La donna poggia il piede sul primo scalino. L'autista reagisce schiacciando il pulsante di chiusura, così da bloccare la punta dello stivaletto tra la porta e la guarnizione di gomma. Rimane aperta una fessura stretta, che la donna tenta di forzare con le dita.

«Signora la prego. Posso chiamarle un taxi, se vuole, ma lei deve scendere da questo mezzo».

«Un taxi?» la donna scopre i denti, in un ghigno sardonico. «Ma lo sai quanto ci mette un taxi a venire fin quaggiù? È più facile che ci trovi il "mostro della pioggia"».

L'autista scuote la testa, infastidito. Dice:

«Lei sta danneggiando un mezzo pubblico. Tolga immediatamente il piede dalla porta».

Per nulla intimorita, la donna infila il braccio attraverso la fessura e tenta di sbloccare da sola il meccanismo di apertura delle porte.

Il volto dell'autista si fa scuro. Appoggia le mani sul volante, affonda il piede sull'acceleratore poi frena bruscamente, deciso a sbarazzarsi della donna. Anche a costo di spezzarle gli arti.

La manovra riesce, e la porta può finalmente richiudersi.

«Brutto figlio di puttana!». La donna si allontana verso il centro della strada zoppicando e massaggiandosi il polso con le dita. Dal marciapiede, la bambina continua a fissare il buio all'interno del vicolo, senza badare alla scena.

In quel preciso istante la notte si accende. Un riflettore proietta lontano le ombre della donna, del bus e della fata, col suo cappellino appuntito. Il guaito di una sirena echeggia nell'aria, una, due volte, mentre la pioggia si tinge di riflessi azzurri, come nei film americani.

La porta dell'autobus si riapre e a qualche decina di metri, su un poster elettorale, si disegna l'ombra di una testa. Il profilo dell'autista si sovrappone al sorriso del sindaco, mentre una voce metallica ordina a tutti i presenti di non muoversi. La donna si fa schermo con le mani, i palmi in avanti, sforzandosi di tenere gli occhi aperti.

Dalla luce emerge la figura di un agente, gambe divaricate, braccia tese con la pistola puntata a altezza d'uomo. Sembra un angelo sterminatore.

«Che succede, agente?». L'autista si avvicina, cauto, esibendo il tesserino della società di autotrasporti.

«Me lo dica lei» intima il poliziotto, senza abbassare la guardia. Dopo una rapida occhiata al tesserino, il tono si fa più conciliante. «Abbiamo una segnalazione. L'ennesimo caso di violenza, a quanto pare».

«Ancora quello schifoso mostro della pioggia, eh?».

L'agente lo squadra da capo a piedi, di nuovo sul chi vive. «Soltanto una segnalazione anonima. Qualcuno ha sentito gridare una donna. Forse una bambina. Per caso è stato lei, a chiamare?»

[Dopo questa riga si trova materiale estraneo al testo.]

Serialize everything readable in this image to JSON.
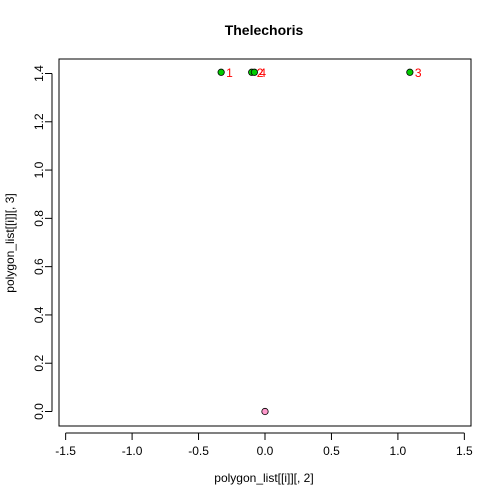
{
  "chart_data": {
    "type": "scatter",
    "title": "Thelechoris",
    "xlabel": "polygon_list[[i]][, 2]",
    "ylabel": "polygon_list[[i]][, 3]",
    "xlim": [
      -1.55,
      1.55
    ],
    "ylim": [
      -0.06,
      1.46
    ],
    "xticks": [
      -1.5,
      -1.0,
      -0.5,
      0.0,
      0.5,
      1.0,
      1.5
    ],
    "xtick_labels": [
      "-1.5",
      "-1.0",
      "-0.5",
      "0.0",
      "0.5",
      "1.0",
      "1.5"
    ],
    "yticks": [
      0.0,
      0.2,
      0.4,
      0.6,
      0.8,
      1.0,
      1.2,
      1.4
    ],
    "ytick_labels": [
      "0.0",
      "0.2",
      "0.4",
      "0.6",
      "0.8",
      "1.0",
      "1.2",
      "1.4"
    ],
    "grid": false,
    "legend": false,
    "colors": {
      "highlight": "#00cc00",
      "origin": "#ff99cc",
      "label": "#ff0000",
      "outline": "#000000"
    },
    "points": [
      {
        "x": -0.33,
        "y": 1.405,
        "fill": "#00cc00",
        "label": "1"
      },
      {
        "x": -0.1,
        "y": 1.405,
        "fill": "#00cc00",
        "label": "2"
      },
      {
        "x": -0.08,
        "y": 1.405,
        "fill": "#00cc00",
        "label": "4"
      },
      {
        "x": 1.09,
        "y": 1.405,
        "fill": "#00cc00",
        "label": "3"
      },
      {
        "x": 0.0,
        "y": 0.0,
        "fill": "#ff99cc",
        "label": ""
      }
    ]
  }
}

«No, io non ho sentito nulla. Ma stavo prestando soccorso a una donna con una bambina». L'autista si volta in direzione della donna, che a sua volta sta guardando la bambina.

L'agente segue lo sguardo dell'autista e vede rotolare un cappellino azzurro, in balia degli elementi. Poco più avanti una fatina corre a perdifiato sotto torrenti di pioggia. E' diretta verso il vicolo. Sta gridando qualcosa, rivolta alla donna, mentre con la bacchetta indica un'ombra in movimento, sempre più vicina.

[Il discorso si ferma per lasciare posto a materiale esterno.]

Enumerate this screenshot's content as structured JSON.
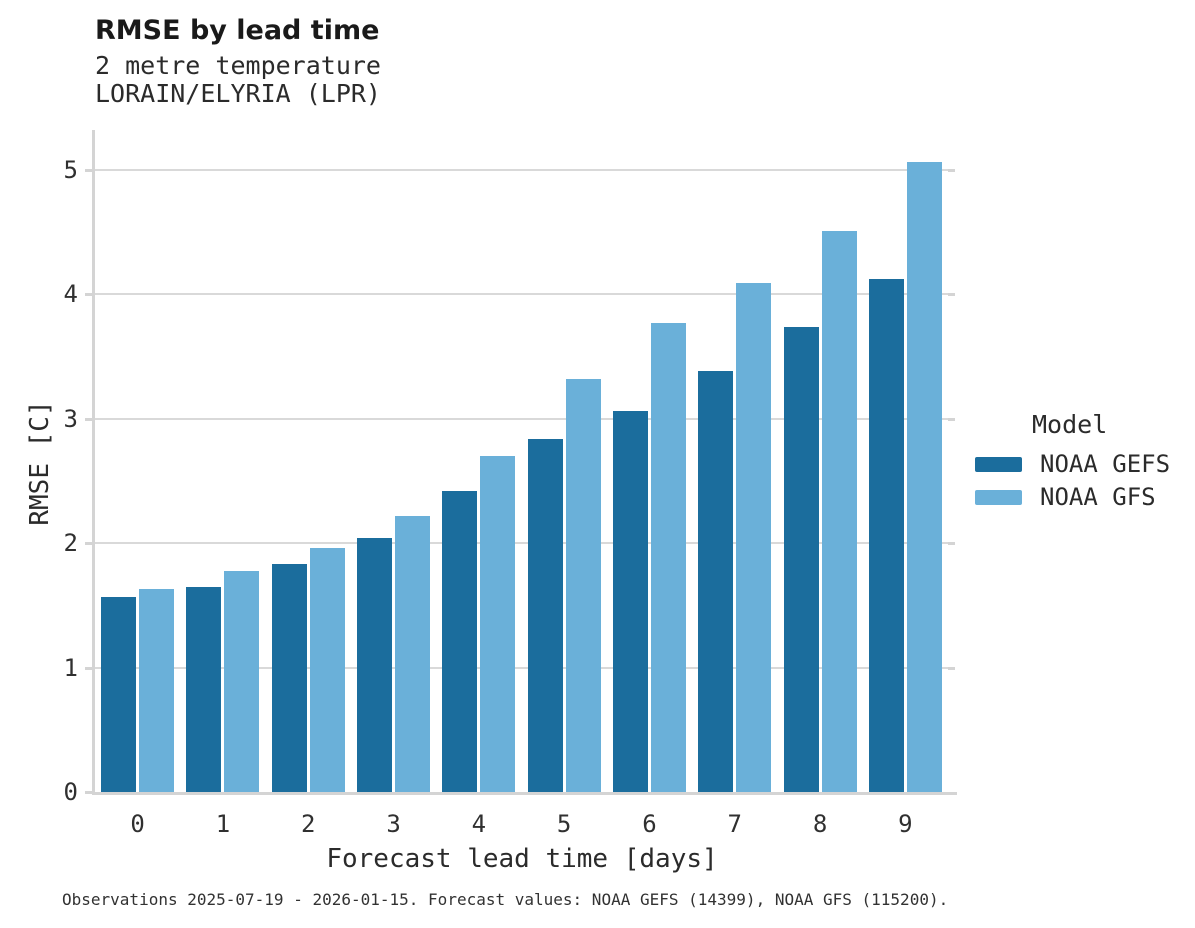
{
  "header": {
    "title": "RMSE by lead time",
    "subtitle1": "2 metre temperature",
    "subtitle2": "LORAIN/ELYRIA (LPR)"
  },
  "axes": {
    "xlabel": "Forecast lead time [days]",
    "ylabel": "RMSE [C]"
  },
  "legend": {
    "title": "Model",
    "entries": [
      {
        "label": "NOAA GEFS",
        "color": "#1b6d9d"
      },
      {
        "label": "NOAA GFS",
        "color": "#6ab0d9"
      }
    ]
  },
  "footer": {
    "note": "Observations 2025-07-19 - 2026-01-15. Forecast values: NOAA GEFS (14399), NOAA GFS (115200)."
  },
  "chart_data": {
    "type": "bar",
    "title": "RMSE by lead time",
    "subtitle": [
      "2 metre temperature",
      "LORAIN/ELYRIA (LPR)"
    ],
    "categories": [
      "0",
      "1",
      "2",
      "3",
      "4",
      "5",
      "6",
      "7",
      "8",
      "9"
    ],
    "series": [
      {
        "name": "NOAA GEFS",
        "color": "#1b6d9d",
        "values": [
          1.57,
          1.65,
          1.83,
          2.04,
          2.42,
          2.84,
          3.06,
          3.38,
          3.74,
          4.12
        ]
      },
      {
        "name": "NOAA GFS",
        "color": "#6ab0d9",
        "values": [
          1.63,
          1.78,
          1.96,
          2.22,
          2.7,
          3.32,
          3.77,
          4.09,
          4.51,
          5.06
        ]
      }
    ],
    "xlabel": "Forecast lead time [days]",
    "ylabel": "RMSE [C]",
    "ylim": [
      0,
      5.32
    ],
    "yticks": [
      0,
      1,
      2,
      3,
      4,
      5
    ],
    "grid": "horizontal",
    "grid_color": "#d9d9d9",
    "legend_title": "Model",
    "legend_position": "right",
    "footnote": "Observations 2025-07-19 - 2026-01-15. Forecast values: NOAA GEFS (14399), NOAA GFS (115200)."
  }
}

«Fermi tutti!» ordina l'agente, agitando la pistola. «Fermi, o sparo!».

La figura esce dal vicolo e allunga un braccio verso la bambina. In mano all'uomo-ombra compare un oggetto metallico che brilla alla luce dei fari.

«Ha un coltello», esclama l'autista. «La sta minacciando!».

La donna lancia un urlo.

«Spari, per l'amor del cielo!» incalza l'autista. «Spari, o sarà troppo tardi».

Il colpo percuote l'aria come una granata.

L'uomo si accascia in una pozzanghera di sangue e pioggia. Nel pugno stringe ancora l'oggetto luccicante.

Un portachiavi.

La bambina si porta le mani alla bocca: «Le aveva ritrovate,» singhiozza. «Aveva trovato le chiavi, e ce le stava riportando».

La donna, che intanto ha raggiunto la figlia, si china sul barbone. Le sembra perfino di conoscerlo. E' un vecchio che ha visto elemosinare qualche volta, all'uscita della messa. Con delicatezza apre ad una ad una quelle dita enormi, legnose, fino a liberare il portachiavi.

«Col cazzo!» impreca, rivolta alla bambina. «Queste non sono le mie chiavi».